International law of foreign investment is a field of public international law that has attracted considerable attention from practitioners, academics, and policy-makers in the last two decades. Its key characteristic is the extent of substantive and procedural decentralisation: while often sharing certain structural elements, both substantive obligations and mechanisms of international dispute settlement are mostly opposable only between the particular parties, even when expressed in multilateral form. This makes a clear and comprehensive overview of the topic particularly important.

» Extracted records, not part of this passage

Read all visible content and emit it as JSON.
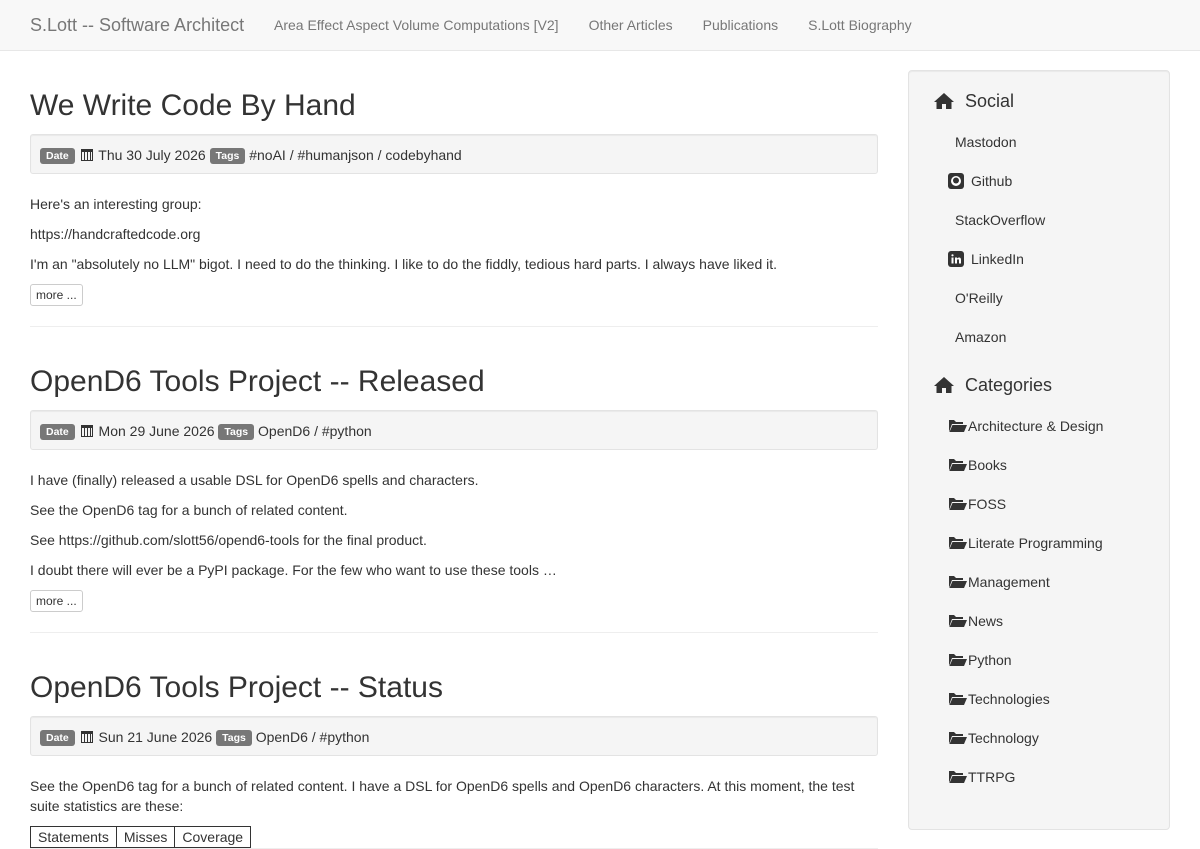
{
  "navbar": {
    "brand": "S.Lott -- Software Architect",
    "links": [
      "Area Effect Aspect Volume Computations [V2]",
      "Other Articles",
      "Publications",
      "S.Lott Biography"
    ]
  },
  "labels": {
    "date": "Date",
    "tags": "Tags",
    "more": "more ..."
  },
  "articles": [
    {
      "title": "We Write Code By Hand",
      "date": "Thu 30 July 2026",
      "tags": "#noAI / #humanjson / codebyhand",
      "paragraphs": [
        "Here's an interesting group:",
        "https://handcraftedcode.org",
        "I'm an \"absolutely no LLM\" bigot. I need to do the thinking. I like to do the fiddly, tedious hard parts. I always have liked it."
      ]
    },
    {
      "title": "OpenD6 Tools Project -- Released",
      "date": "Mon 29 June 2026",
      "tags": "OpenD6 / #python",
      "paragraphs": [
        "I have (finally) released a usable DSL for OpenD6 spells and characters.",
        "See the OpenD6 tag for a bunch of related content.",
        "See https://github.com/slott56/opend6-tools for the final product.",
        "I doubt there will ever be a PyPI package. For the few who want to use these tools …"
      ]
    },
    {
      "title": "OpenD6 Tools Project -- Status",
      "date": "Sun 21 June 2026",
      "tags": "OpenD6 / #python",
      "paragraphs": [
        "See the OpenD6 tag for a bunch of related content. I have a DSL for OpenD6 spells and OpenD6 characters. At this moment, the test suite statistics are these:"
      ],
      "table_headers": [
        "Statements",
        "Misses",
        "Coverage"
      ]
    }
  ],
  "sidebar": {
    "social_title": "Social",
    "social": [
      "Mastodon",
      "Github",
      "StackOverflow",
      "LinkedIn",
      "O'Reilly",
      "Amazon"
    ],
    "categories_title": "Categories",
    "categories": [
      "Architecture & Design",
      "Books",
      "FOSS",
      "Literate Programming",
      "Management",
      "News",
      "Python",
      "Technologies",
      "Technology",
      "TTRPG"
    ]
  }
}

The second edition adopts a new structure that better reflects the concurrence of various reform proposals with the fairly stable stratum of instruments that inform the current practice. With this systemic dynamic in mind, the selected documents are divided into three parts: Past, Present, and Future. The Past sets out the legal background to modern investment protection law. The Present provides generalist international law materials (sources and responsibility), a selection of the more important instruments with substantive investment rules, and rules of international dispute settlement regarding investment protection. The Future (new for the second edition) lists a number of possible directions of future development, including a variety of approaches that maintain the traditional procedural kernel of investor-State arbitration as well as proposals for more significant change, with non-State actor involvement in dispute settlement either rejected or moulded into a judicial mechanism.
This highly regarded book is aimed at teachers, students, practitioners, and policymakers in the area. It can be used both as a practitioners’ handbook and as a classroom companion for courses on international dispute settlement and investment protection law.